The Defendants’, represented by the Secretary of State for Energy and Climate Change, tried to argue that, as Mr Ball was 92 he had only a short life expectancy in any event. As a consequence the award should automatically be lower. To paraphrase they were submitting that the older you were the less you should receive.
The judge, Mrs Justice Swift sitting in the High Court decided that the JSB guideline starting point of £35,000 for a short period of pain and suffering was too low. In her written judgment she said, “Even if a deceased’s death has in the event been relatively peaceful, he or she will have been fearful since being told of the diagnosis of mesothelioma that a painful and distressing end lies in store.”

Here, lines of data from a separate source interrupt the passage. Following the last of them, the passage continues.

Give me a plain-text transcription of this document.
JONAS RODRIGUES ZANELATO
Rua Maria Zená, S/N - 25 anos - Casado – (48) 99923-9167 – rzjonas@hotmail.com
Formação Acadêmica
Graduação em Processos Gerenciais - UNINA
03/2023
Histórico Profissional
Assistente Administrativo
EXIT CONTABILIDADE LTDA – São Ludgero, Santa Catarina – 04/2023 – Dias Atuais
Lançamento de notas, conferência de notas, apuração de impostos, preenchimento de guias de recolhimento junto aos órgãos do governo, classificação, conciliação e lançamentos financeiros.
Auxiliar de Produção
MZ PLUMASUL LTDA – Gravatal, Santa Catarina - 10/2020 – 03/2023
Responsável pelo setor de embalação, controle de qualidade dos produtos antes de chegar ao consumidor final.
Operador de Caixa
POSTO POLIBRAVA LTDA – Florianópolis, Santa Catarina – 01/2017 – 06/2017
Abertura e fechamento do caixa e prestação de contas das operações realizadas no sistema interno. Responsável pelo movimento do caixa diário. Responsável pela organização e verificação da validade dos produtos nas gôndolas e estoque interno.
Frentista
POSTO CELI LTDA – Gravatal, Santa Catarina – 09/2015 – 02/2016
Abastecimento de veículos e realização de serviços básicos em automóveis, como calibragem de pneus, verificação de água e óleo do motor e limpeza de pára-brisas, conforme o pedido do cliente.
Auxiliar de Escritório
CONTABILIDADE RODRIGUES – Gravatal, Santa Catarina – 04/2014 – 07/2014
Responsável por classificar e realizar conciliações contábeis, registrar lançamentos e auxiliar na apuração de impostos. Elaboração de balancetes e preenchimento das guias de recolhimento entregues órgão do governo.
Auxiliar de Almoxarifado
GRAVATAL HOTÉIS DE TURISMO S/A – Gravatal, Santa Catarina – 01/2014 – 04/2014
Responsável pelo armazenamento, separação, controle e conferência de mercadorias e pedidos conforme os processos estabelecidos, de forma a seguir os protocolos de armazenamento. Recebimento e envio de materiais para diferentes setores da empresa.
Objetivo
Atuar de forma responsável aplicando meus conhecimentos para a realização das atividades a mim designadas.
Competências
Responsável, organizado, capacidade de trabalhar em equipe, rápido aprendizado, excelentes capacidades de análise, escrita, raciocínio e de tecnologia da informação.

With reference to the JSB guidelines she went on to say, “I consider the appropriate award of damages …. Significantly above the lower level which appears in the latest edition.” Her decision paves the way for those older sufferers of asbestos disease to potentially obtain a larger amount of compensation regardless of their age and any expected loss of life expectancy, the award being based purely on the pain, distress and suffering caused by the condition.
Plymouth and Bristol-based asbestos-related disease specialist lawyer, Andrew Stinchcombe, has said, “This decision rightly recognises the JSB guidelines emphasis on suffering and not age. It also removes another barrier, that of old age, to asbestos disease claimants being more adequately compensated for their illnesses.”
Swindon-based asbestos solicitor, Graeme Chisholm, believes, “This is a step in the right direction but those of us who represent those making asbestos compensation claims still feel the bracket is much too small considering the terminal nature of mesothelioma and the fact that it can be extremely painful and distressing.”
It is not known yet if the Defendants in the case plan to appeal.